We had a stormy voyage from the first, though the winds were for the most part favorable, and the passage promised to be short. But it was wretchedly uncomfortable. The ship was ill-found and hardly seaworthy. She was crammed with goods, which were thrust even into our cabin, thus abridging the small room allotted to us. The water was bad, and the sailors stole our wine; our provisions were not fit for well people, not to say invalids, and short as our passage was, we had more than one case of scurvy. Poor Desirée succumbed under her hardships and died when we had been out about three weeks. I had become greatly attached to her, but I could not weep for her death. It seemed a merciful deliverance.

For myself, I was not as unhappy as I should have been if I had not been so busy. The only really well person of the party, I had enough to do in waiting on the sick. I had made friends with the cook, a great good-natured blackamoor, by speaking to him in English, when I found that he understood that language, and I cooked our miserable provisions so as to make them as savory as possible, and now and then secured a bit of something better than usual to tempt the appetite of poor Sister Margaret, who seemed likely enough to die of exhaustion.

Going about as I did, I was often free to take out my little book and study its contents. The more I did so, the more I recalled what I had learned of the other Scriptures, the more I wondered how I could ever have so far departed from the simplicity of the Gospel as to profess the Roman Catholic religion. I never should have done so but for the fact that my belief in all religion had been weakened by intercourse with unbelievers, and my heart corrupted by love of pleasure and of the world. I do not say by any means that this is true of all perverts, but I know it was true of me.

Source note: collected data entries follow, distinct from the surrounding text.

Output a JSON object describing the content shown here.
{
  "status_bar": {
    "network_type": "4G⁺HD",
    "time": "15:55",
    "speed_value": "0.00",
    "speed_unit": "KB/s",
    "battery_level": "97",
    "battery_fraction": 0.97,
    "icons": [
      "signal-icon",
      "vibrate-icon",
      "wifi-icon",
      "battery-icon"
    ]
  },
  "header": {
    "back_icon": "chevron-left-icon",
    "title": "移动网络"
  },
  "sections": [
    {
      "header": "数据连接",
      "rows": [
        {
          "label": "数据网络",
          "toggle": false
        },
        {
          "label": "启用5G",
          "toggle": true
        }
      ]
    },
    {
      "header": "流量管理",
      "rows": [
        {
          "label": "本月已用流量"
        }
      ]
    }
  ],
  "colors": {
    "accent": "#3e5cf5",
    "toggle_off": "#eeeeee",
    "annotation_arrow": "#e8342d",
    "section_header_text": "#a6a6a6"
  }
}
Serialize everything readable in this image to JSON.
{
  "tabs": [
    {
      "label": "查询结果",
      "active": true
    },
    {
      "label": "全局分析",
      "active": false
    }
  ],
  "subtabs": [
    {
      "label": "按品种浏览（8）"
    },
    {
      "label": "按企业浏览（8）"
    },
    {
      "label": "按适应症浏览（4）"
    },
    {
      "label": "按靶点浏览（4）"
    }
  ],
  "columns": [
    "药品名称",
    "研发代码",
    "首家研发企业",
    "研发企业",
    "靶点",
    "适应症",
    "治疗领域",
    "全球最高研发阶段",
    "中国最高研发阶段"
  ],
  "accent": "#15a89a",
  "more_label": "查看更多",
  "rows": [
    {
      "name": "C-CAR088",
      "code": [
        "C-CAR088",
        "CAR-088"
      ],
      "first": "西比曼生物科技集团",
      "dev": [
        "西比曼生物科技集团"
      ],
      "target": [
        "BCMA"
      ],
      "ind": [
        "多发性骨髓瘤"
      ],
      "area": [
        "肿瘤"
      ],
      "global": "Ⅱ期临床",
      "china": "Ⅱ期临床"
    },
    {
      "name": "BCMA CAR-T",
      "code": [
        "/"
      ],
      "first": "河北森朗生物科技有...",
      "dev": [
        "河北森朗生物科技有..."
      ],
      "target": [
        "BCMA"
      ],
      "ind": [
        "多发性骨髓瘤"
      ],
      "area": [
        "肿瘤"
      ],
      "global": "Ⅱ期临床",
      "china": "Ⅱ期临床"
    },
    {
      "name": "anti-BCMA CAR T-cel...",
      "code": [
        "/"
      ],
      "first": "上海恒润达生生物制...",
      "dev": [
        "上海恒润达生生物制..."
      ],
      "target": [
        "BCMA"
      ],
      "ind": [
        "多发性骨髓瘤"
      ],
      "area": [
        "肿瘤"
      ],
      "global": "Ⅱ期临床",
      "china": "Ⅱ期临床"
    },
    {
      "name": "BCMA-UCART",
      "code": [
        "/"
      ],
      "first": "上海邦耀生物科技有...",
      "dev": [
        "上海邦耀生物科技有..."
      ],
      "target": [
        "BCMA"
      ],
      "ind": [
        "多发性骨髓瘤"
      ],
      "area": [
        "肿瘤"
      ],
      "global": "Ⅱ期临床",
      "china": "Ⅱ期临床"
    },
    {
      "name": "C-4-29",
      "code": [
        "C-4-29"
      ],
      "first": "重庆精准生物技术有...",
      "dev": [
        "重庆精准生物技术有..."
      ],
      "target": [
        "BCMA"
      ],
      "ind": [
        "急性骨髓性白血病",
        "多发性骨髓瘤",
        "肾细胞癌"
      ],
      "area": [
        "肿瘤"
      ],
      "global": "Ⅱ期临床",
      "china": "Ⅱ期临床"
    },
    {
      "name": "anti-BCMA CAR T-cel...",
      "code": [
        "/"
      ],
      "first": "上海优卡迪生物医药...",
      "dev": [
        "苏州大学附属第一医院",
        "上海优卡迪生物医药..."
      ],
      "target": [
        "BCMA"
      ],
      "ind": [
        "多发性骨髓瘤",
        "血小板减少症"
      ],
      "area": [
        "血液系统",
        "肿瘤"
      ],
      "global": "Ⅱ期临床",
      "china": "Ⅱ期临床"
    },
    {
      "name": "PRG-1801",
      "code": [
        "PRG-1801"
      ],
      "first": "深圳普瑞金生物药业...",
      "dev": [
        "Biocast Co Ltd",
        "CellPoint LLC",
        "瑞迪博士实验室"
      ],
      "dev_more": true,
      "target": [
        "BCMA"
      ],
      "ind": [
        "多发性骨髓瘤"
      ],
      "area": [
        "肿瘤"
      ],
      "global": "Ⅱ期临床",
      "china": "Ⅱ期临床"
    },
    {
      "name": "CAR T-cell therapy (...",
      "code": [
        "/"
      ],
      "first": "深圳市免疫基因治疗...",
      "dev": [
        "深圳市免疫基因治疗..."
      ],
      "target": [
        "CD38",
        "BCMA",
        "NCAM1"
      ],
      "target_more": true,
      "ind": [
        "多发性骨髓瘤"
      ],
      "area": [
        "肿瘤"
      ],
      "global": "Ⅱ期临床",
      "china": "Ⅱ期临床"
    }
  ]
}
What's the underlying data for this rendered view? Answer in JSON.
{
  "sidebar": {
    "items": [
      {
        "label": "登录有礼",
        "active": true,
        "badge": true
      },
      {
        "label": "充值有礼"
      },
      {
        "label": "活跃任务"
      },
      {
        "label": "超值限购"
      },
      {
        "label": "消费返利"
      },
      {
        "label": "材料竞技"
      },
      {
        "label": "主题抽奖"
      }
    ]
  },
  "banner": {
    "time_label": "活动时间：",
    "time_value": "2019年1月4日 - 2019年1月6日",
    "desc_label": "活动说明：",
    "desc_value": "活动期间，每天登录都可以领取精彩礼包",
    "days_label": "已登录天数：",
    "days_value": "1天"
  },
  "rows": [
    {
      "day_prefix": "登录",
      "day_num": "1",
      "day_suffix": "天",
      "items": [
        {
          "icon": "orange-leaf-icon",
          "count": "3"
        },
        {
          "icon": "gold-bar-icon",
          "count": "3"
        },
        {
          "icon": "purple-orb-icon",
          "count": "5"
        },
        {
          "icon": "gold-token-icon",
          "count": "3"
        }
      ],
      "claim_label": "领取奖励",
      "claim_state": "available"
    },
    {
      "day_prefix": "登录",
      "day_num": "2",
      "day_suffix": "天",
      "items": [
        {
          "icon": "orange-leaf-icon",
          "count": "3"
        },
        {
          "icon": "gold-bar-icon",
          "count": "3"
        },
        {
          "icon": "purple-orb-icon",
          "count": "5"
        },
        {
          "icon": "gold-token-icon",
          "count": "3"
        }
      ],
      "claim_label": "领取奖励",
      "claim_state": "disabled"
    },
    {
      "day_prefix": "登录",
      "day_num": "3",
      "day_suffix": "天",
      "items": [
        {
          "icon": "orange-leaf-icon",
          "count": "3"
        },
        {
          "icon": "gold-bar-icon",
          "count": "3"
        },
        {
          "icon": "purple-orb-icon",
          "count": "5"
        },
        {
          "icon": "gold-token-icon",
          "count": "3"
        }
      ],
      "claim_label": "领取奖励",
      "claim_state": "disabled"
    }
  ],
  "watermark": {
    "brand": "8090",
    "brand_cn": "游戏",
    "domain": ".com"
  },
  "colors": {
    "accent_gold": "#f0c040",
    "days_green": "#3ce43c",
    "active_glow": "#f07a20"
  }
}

But now arose a grave question, which indeed had troubled me before. I felt that I must confess my faith before men; I could not go on serving God according to the faith of my fathers and worshipping the saints at the same time. I could not believe in and apply to the One Mediator, amid at the same time invoke a hundred others. It may be easy for any one who reads these lines, and who has never been in any danger, to say what my conduct should have been. But for me, in the midst of the conflict, it was not so easy. I well knew what would be my fate, for the Jesuits ruled in Canada, and that with a rod of iron, and I had seen enough of Mother Mary to guess well that she would have no compassion for a heretic.

I thought and prayed and wept, and at last strength seemed to come to me. I had nothing to do just now but to wait on my companions. When the time came for help, I should have help. Sufficient unto the day was the evil thereof.

Help did come, and, as so often happens, through trouble. We had been out five weeks when we were overtaken by a tempest, compared to which all we had suffered before was as a summer breeze. I do not know enough of nautical matters to describe it. I know that for many days neither sun nor stars appeared; that we were tossed up to the skies and then hurled down to the abyss; that we lost sail and masts and were more than once in imminent danger of sinking; and that when the storm subsided at last we drifted in helpless wreck, having lost all our boats, and having our ship so injured that the least increase in the storm might send her to the bottom.

The captain, who had behaved like a hero, was busy in overseeing the construction of rafts. He had ordered us all on deck, sick and well together, in order to give us a last chance, though a slender one. We sat huddled together, some praying, some crying, others too miserable to do either—silent, in hopeless despair. Such was our condition when, happening to look up, I was the very first to descry a sail, and almost at the same moment the shout was raised by half a dozen at once. It was a British ship, and a large one. She was rapidly coming up with us, and our despair was changed into the certainty of succor.

It was a work of some danger to transfer so many helpless women from one ship to the other, but it was accomplished at last, the captain and Mother Mary being the last to leave the poor wreck. Nobody but myself understood English, and I was called upon to interpret. The ship was the Good Hope, trading from Bristol to New England, and now on her way to the town of Boston, from which, according to the reckoning of Captain Mayhew, we were but a short day's sail.

Mother Mary was quite in despair. She offered large rewards to the captain to alter his course and sail for the St. Lawrence, but in vain. The captain said his ship had been damaged, and was in no state for such a voyage; that he was overdue at Boston, and that his wife would be anxious about him. He would engage that Mother Mary and her companions should meet with every civility and accommodation, but to the St. Lawrence, he could not and would not go—"and that was all about it."

There was no opportunity to argue the matter further, for poor Mother Mary was taken very ill once more and had to be carried to the cabin which the sailors had hastily arranged for us. The captain apologized for its narrowness, saying that he had another small cabin which should be ours so soon as its occupant, a gentleman passenger who had been hurt in the storm, should give it up, adding, however, that he hoped to set us all on dry ground before that time to-morrow.